My first reaction after the show? I LOVED IT!
Interesting story is always a good starting point
The selling point for me from the get-go was that the show is based on actual historical figures. It got even better when each queen has very unique story to tell. I was hooked and spent hours after the finishing the show listening / watching stories about each queen. I think this is also a good educational tool to get kids interested in history, to be honest.
The show is clearly a feministic show. The story revolving around the tragic ending of each queen could have been very submissive, but the choice of tone for each character was very wisely selected to show that each queen was a fighter in their own right. I also love the idea of re-writing the history at the finale.
Throwing popular names of the past like Shakespeare and the von Trappe family was a definitely a plus for me as well.
There was a mini encore concert at the end and audience is permitted to film this!
Efficient and effective numbers
To use consulting jargons, the whole show is very efficient and effective. There are not many numbers, but all songs are very well-written and catchy. I left the theatre loving all songs and listening to the whole album on repeat without skipping.
I even practice yoga with the queens' songs
With the show being a competition of the queens and each getting to sing a song, I was expecting one to really stand out while the other falter, at least by the way the song was written. However, the writer is very clever to have each queen represent different genre, vocal style, vocal profile, and musical style. I even think the climax of each song has similar high notes!
My favorite is Heart of Stone by Jayne Seymour, as I’m a sucker for RnB Pop (though I’m sure the kids would find it boring). However, I found Get Down by Anne of Cleves to be the most interesting. Yet, if we go by the competition rule of being the most tragic, I have to give it to All You Wanna Do by Catherine Howard. The song is about a girl who was sexually exploited by men!
The finale got me tear up so much for some reason. It was a happy song, but the blending of all the queens and the message were so beautiful.

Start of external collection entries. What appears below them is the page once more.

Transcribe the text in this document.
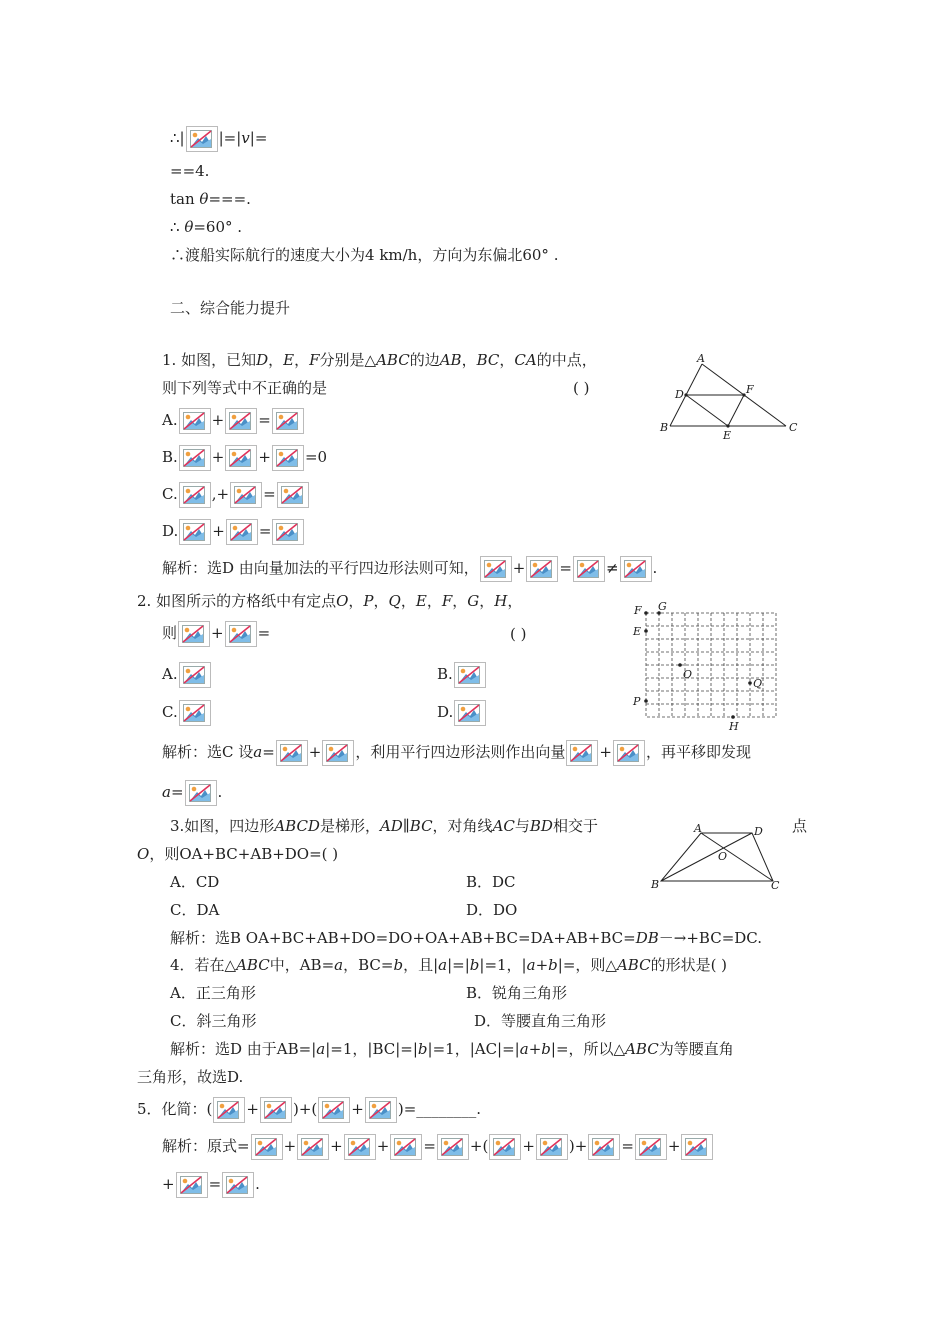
∴| |=|v|=
==4.
tan θ===.
∴ θ=60° .
∴渡船实际航行的速度大小为4 km/h，方向为东偏北60° .
二、综合能力提升
1. 如图，已知D，E，F分别是△ABC的边AB，BC，CA的中点，
则下列等式中不正确的是	( )
A. + =
B. + + =0
C. ,+ =
D. + =
解析：选D 由向量加法的平行四边形法则可知， + = ≠ .
A
B	C
D
E
F
2. 如图所示的方格纸中有定点O，P，Q，E，F，G，H，
则 + =	( )
A.	B.
C.	D.
解析：选C 设a= + ，利用平行四边形法则作出向量 + ，再平移即发现
a= .
F G
E
O
Q
P
H
3.如图，四边形ABCD是梯形，AD∥BC，对角线AC与BD相交于	点
O，则OA+BC+AB+DO=( )
A．CD	B．DC
C．DA	D．DO
解析：选B OA+BC+AB+DO=DO+OA+AB+BC=DA+AB+BC=DB－→+BC=DC.
A	D
O
B	C
4．若在△ABC中，AB=a，BC=b，且|a|=|b|=1，|a+b|=，则△ABC的形状是( )
A．正三角形	B．锐角三角形
C．斜三角形	D．等腰直角三角形
解析：选D 由于AB=|a|=1，|BC|=|b|=1，|AC|=|a+b|=，所以△ABC为等腰直角
三角形，故选D.
5．化简：( + )+( + )=________.
解析：原式= + + + = +( + )+ = +
+ = .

Six is probably one of the few shows that I didn’t see many people talk about the casts. For example, when I watched Anything Goes, I would know that Kerry Ellis was the leading actress. I guess it was also because there is no clear lead in this. However, all the queens are great!
There isn’t much acting to be done as this is a sing-off style of competition. Each of them will have lines and a very minor bits of emotion / character to represent.
However, all of them have great vocals. They can belt and riff crazy notes – at least in my show. I also found out later that the climax of each song can be improvised by the queens. For example, Anne of Cleve once went opera in Get Down in a Broadway production. For my show specifically, I love the vocal style and profile of Catherine Parr – very smooth and soothing but can be powerful if needed.
Interesting side stories
I was quite surprised to learn later that Catherine of Aragon was a mother of a very well-known name – Bloody Mary or Queen Mary I. Her road to fame of the name “Bloody Mary” was from killing many religious dissenters during her reign, hence “bloody”. I think I might have even heard stories of hers during my trip in York.
Anne Boleyn’s daughter is also another famous figure, Queen Elizabeth I. However, what interested me then was the fact that Queen Elizabeth I is the last ruler of Tudor before the arrival of James VI. Why am I talking about James VI? Because he is famous for starting grand-scale witch hunting in England, and is the main antagonist of my favorite fantasy series, Witchoar.